Problem-solving, communication, teamwork and project management skills are all essential in this line of work. In addition, the ability to understand the business needs of an organization and communicate your work and findings in a way that is approachable and actionable to the people you work with is incredibly valuable.
From your experience with new grads applying for and beginning data science jobs, are they missing any particular knowledge, skills, or experiences that hold them back? Please describe.
As I myself experienced in school, many new grads do not have wide experience with applying the knowledge gained from the classroom to real problems and data. Additionally, the data that we use in school is much smaller, cleaner and structured compared to the kind of data that we often have to work within the industry. Taking your skills outside of the classroom and applying them to interesting data and hard problems will go a long way!
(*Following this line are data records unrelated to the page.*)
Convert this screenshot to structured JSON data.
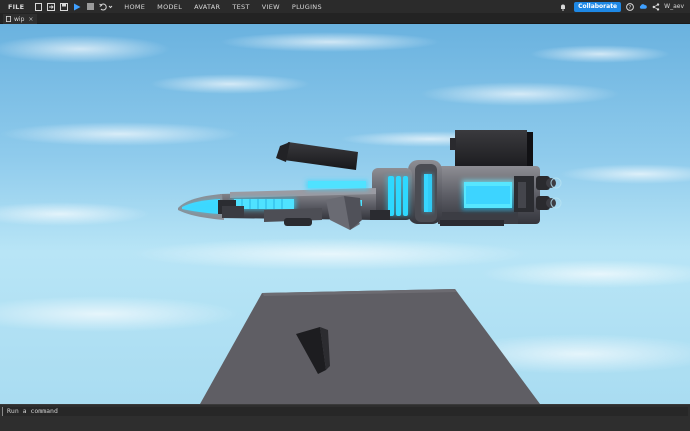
{
  "toolbar": {
    "file_label": "FILE",
    "menus": [
      "HOME",
      "MODEL",
      "AVATAR",
      "TEST",
      "VIEW",
      "PLUGINS"
    ],
    "collaborate_label": "Collaborate",
    "username": "W_aev"
  },
  "tabs": [
    {
      "label": "wip",
      "close": "×"
    }
  ],
  "command_bar": {
    "placeholder": "Run a command"
  },
  "colors": {
    "accent": "#1e88e5",
    "neon": "#2fd8ff",
    "sky_top": "#6fb5e0",
    "sky_bottom": "#b9e6f5"
  },
  "icons": [
    "new-file-icon",
    "import-icon",
    "save-icon",
    "play-icon",
    "stop-icon",
    "undo-icon",
    "redo-icon",
    "help-icon",
    "notification-icon",
    "collaborate-cloud-icon",
    "share-icon"
  ]
}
Which resources, people, books, websites, etc. would you recommend to those who want to learn more or advance their skills in this occupation?
For online resources, I would recommend Kaggle.com, Andrew Ng’s Machine Learning course on Coursera, and Fast.AI. Textbooks I would recommend include Artificial Intelligence by Stuart Russell and Peter Norvig, Elements of Statistical Learning by Hastie, Tibshirani and Friedman, and Deep Learning by Goodfellow, Bengio and Courville.
What encouragement or advice would you offer to others considering this occupation or wanting to stand out amongst others?
There is so much to learn in data science, so I would advise focusing most of your time on building things (projects, analyses, visualizations, code) rather than trying to study and memorize everything. There is definitely a lot of merit to be gained from theoretical study, but the bulk strength of my data science foundation has come from practice via the application of acquired skills and knowledge on real-world problems. The added upside to this approach is that it helps you build a portfolio to show to potential employers.
The second piece of advice that I would offer is to be unafraid of digging into the tools and packages that you use and asking how they work. A lot of tools in data science have already been built and packaged for us, which is a huge boon when trying to move fast on analyses and building products; however, models and methods each have their own limitations and quirks. Having an intuition for them, understanding them and knowing where they should or should not be used will help you progress from proficiency to mastery.
Finally, try to actively resist imposter syndrome. The field of data science has more facets and tools than any one person can possibly master. While you should strive to keep learning and growing, don’t beat yourself up about having to learn everything, and never think that you are not good enough!